Helen Walker McAndrew

Helen Walker McAndrew (6 February 1825, Kirkintilloch  26 October 1906, Ypsilanti, Michigan)[1] was Washtenaw County's first woman physician.

In 1849 in Glasgow, Helen Walker, daughter of Thomas Walker and Margaret Boyd, married William McAndrew, a cabinet maker from Perth. The couple emigrated after their wedding and arrived via New York in Michigan in a roundabout way.[2] No school in Michigan would admit McAndrew because she was a woman, and she traveled to New York to attend the New York Hydropathic and Hygienic Institute, where she received an M.D. When she returned to Ypsilanti, Michigan, where she was ostracized for being a woman.
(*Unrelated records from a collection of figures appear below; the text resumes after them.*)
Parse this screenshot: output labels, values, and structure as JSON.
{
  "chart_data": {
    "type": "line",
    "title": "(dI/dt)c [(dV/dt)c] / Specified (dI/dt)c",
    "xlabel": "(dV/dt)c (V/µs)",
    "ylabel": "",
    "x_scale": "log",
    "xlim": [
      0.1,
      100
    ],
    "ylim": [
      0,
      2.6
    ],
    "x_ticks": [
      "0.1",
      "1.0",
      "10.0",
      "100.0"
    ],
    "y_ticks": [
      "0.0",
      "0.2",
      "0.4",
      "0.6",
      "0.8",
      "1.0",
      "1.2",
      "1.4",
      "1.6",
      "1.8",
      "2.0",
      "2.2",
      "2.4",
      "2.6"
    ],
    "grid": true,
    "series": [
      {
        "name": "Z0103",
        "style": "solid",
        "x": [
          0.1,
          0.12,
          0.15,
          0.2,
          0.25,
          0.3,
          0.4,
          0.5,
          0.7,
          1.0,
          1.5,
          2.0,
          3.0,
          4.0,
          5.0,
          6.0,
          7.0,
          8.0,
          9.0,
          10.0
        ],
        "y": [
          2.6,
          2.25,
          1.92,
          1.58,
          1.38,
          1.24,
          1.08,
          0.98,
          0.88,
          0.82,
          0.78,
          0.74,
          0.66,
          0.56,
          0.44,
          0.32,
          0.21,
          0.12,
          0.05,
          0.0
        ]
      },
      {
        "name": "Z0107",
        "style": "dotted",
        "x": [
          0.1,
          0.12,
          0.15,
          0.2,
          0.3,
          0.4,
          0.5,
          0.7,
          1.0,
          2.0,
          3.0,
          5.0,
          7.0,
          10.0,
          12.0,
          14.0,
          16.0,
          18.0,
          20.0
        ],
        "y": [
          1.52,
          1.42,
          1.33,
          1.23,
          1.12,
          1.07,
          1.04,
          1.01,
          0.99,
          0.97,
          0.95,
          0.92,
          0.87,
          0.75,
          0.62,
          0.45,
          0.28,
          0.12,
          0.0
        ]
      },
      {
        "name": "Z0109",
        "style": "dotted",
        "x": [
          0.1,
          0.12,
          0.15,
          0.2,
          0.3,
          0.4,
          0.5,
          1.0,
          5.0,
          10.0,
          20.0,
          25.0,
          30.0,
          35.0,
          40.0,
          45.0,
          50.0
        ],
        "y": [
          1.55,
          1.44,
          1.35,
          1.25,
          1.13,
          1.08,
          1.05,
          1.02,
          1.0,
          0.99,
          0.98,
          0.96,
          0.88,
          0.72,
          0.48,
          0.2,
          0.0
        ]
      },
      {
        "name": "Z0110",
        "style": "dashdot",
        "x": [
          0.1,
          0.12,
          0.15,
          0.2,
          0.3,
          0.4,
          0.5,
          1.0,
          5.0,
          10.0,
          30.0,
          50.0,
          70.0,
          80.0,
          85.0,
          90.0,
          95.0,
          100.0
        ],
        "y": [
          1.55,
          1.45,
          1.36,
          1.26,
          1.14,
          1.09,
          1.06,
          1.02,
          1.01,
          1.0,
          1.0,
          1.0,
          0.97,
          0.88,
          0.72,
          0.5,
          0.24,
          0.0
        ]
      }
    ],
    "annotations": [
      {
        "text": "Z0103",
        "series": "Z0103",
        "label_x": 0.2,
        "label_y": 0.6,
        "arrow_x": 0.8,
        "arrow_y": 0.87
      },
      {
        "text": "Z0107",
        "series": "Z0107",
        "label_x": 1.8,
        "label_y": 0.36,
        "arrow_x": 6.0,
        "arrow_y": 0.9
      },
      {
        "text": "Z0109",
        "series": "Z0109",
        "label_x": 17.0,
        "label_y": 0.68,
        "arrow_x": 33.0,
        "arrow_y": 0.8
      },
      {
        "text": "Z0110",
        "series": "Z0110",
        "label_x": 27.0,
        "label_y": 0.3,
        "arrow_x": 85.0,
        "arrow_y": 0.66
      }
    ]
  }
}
She only began to be accepted into the community when she saved a prominent citizen's life, though all other physicians at the time had given up. She subsequently established a private practice with a Sanatorium in her house. McAndrew was a leader of the push to admit women into the medicine department of University of Michigan, which succeeded in 1870. She, working with her husband participated in the Underground Railroad and the suffrage movement, working with several prominent leaders of both movements, including Elizabeth Cady Stanton and Susan B. Anthony. She was posthumously named Ypsilanti's "Most Distinguished Business and Professional Woman".[3]

References

  1. Dr Helen Walker McAndrew at findagrave.com
  2. William McAndrew Jr., Helen Walker McAndrew, 1826-1906, Ypsilanti, Michigan, 1931
  3. "Helen Walker McAndrew" (PDF). Michigan Women's Hall of Fame.